Another similar cyber-attack aimed at AI is an adversarial attack; it derives from data poisoning by modifying the input data. However, the goal is not to make the AI fail at achieving its intended goal but it tries to manipulate the outputs in a way that will take more work to detect. It aims to disrupt the AI model’s decision-making process and cause misclassifications or simply faulty outputs.

Using AI to aid in more standard cyber-attack techniques is a completely different approach. With some advanced AI models, one could analyze outputs from internet-facing services and possibly deduce technical details of the service implementation.
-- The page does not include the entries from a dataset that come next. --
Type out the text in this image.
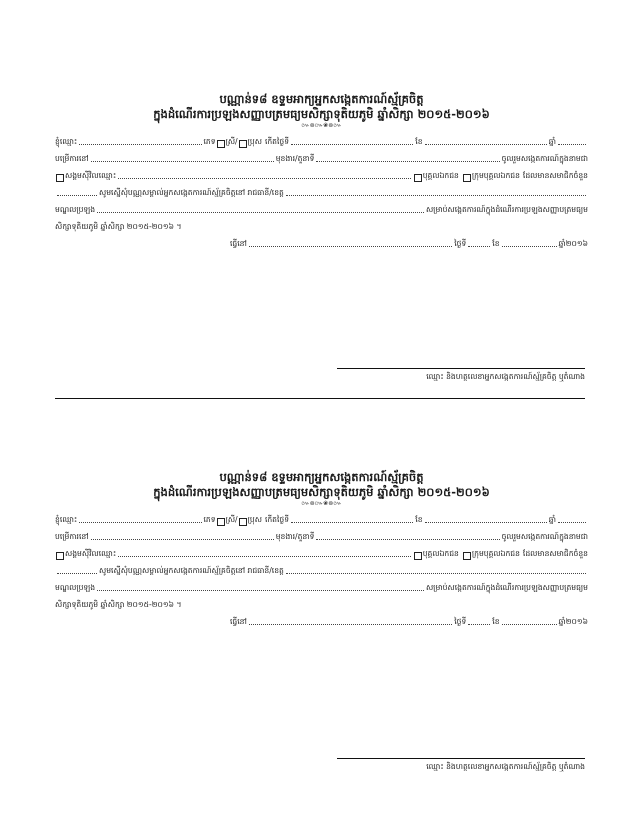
បណ្ណាន់ទ៨ ឧទ្ទមអាក្យអ្នកសង្កេតការណ៍ស្ម័គ្រចិត្ត
ក្នុងដំណើរការប្រឡងសញ្ញាបត្រមធ្យមសិក្សាទុតិយភូមិ ឆ្នាំសិក្សា ២០១៥-២០១៦
៚៙៚❀៙៚
ខ្ញុំឈ្មោះ	ភេទ ស្រី/ ប្រុស កើតថ្ងៃទី	ខែ	ឆ្នាំ
បម្រើការនៅ	មុខងារ/តួនាទី	ចូលរួមសង្កេតការណ៍ក្នុងនាមជា
សង្គមស៊ីវិលឈ្មោះ	បុគ្គលឯកជន ក្រុមបុគ្គលឯកជន ដែលមានសមាជិកចំនួន
សូមស្នើសុំបណ្ណសម្គាល់អ្នកសង្កេតការណ៍ស្ម័គ្រចិត្តនៅ រាជធានី/ខេត្ត
មណ្ឌលប្រឡង	សម្រាប់សង្កេតការណ៍ក្នុងដំណើរការប្រឡងសញ្ញាបត្រមធ្យម
សិក្សាទុតិយភូមិ ឆ្នាំសិក្សា ២០១៥-២០១៦ ។
ធ្វើនៅ	ថ្ងៃទី	ខែ	ឆ្នាំ២០១៦
ឈ្មោះ និងហត្ថលេខាអ្នកសង្កេតការណ៍ស្ម័គ្រចិត្ត ឬតំណាង
បណ្ណាន់ទ៨ ឧទ្ទមអាក្យអ្នកសង្កេតការណ៍ស្ម័គ្រចិត្ត
ក្នុងដំណើរការប្រឡងសញ្ញាបត្រមធ្យមសិក្សាទុតិយភូមិ ឆ្នាំសិក្សា ២០១៥-២០១៦
៚៙៚❀៙៚
ខ្ញុំឈ្មោះ	ភេទ ស្រី/ ប្រុស កើតថ្ងៃទី	ខែ	ឆ្នាំ
បម្រើការនៅ	មុខងារ/តួនាទី	ចូលរួមសង្កេតការណ៍ក្នុងនាមជា
សង្គមស៊ីវិលឈ្មោះ	បុគ្គលឯកជន ក្រុមបុគ្គលឯកជន ដែលមានសមាជិកចំនួន
សូមស្នើសុំបណ្ណសម្គាល់អ្នកសង្កេតការណ៍ស្ម័គ្រចិត្តនៅ រាជធានី/ខេត្ត
មណ្ឌលប្រឡង	សម្រាប់សង្កេតការណ៍ក្នុងដំណើរការប្រឡងសញ្ញាបត្រមធ្យម
សិក្សាទុតិយភូមិ ឆ្នាំសិក្សា ២០១៥-២០១៦ ។
ធ្វើនៅ	ថ្ងៃទី	ខែ	ឆ្នាំ២០១៦
ឈ្មោះ និងហត្ថលេខាអ្នកសង្កេតការណ៍ស្ម័គ្រចិត្ត ឬតំណាង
With those details, a chatbot could be asked if there are any known exploits to those technologies.

Artificial Intelligence could also be used as a Control and Command server operator and perform unattended botnet operations like DDoS attacks.

Closing word

With all these threats waiting for businesses on the modern-day Internet, bringing your IT Solutions to the market may seem challenging. We need to keep in mind, however, that not only do the hackers work hard to develop new attack strategies but also the Security specialists work on providing better and better ways to keep the threats away.

Often, it may be necessary to onboard the company’s security team, which is always beneficial in the long run. But it is also worth knowing that countless Security Service Providers, like Azure, offer a broad spectrum of security measures an organization needs to implement.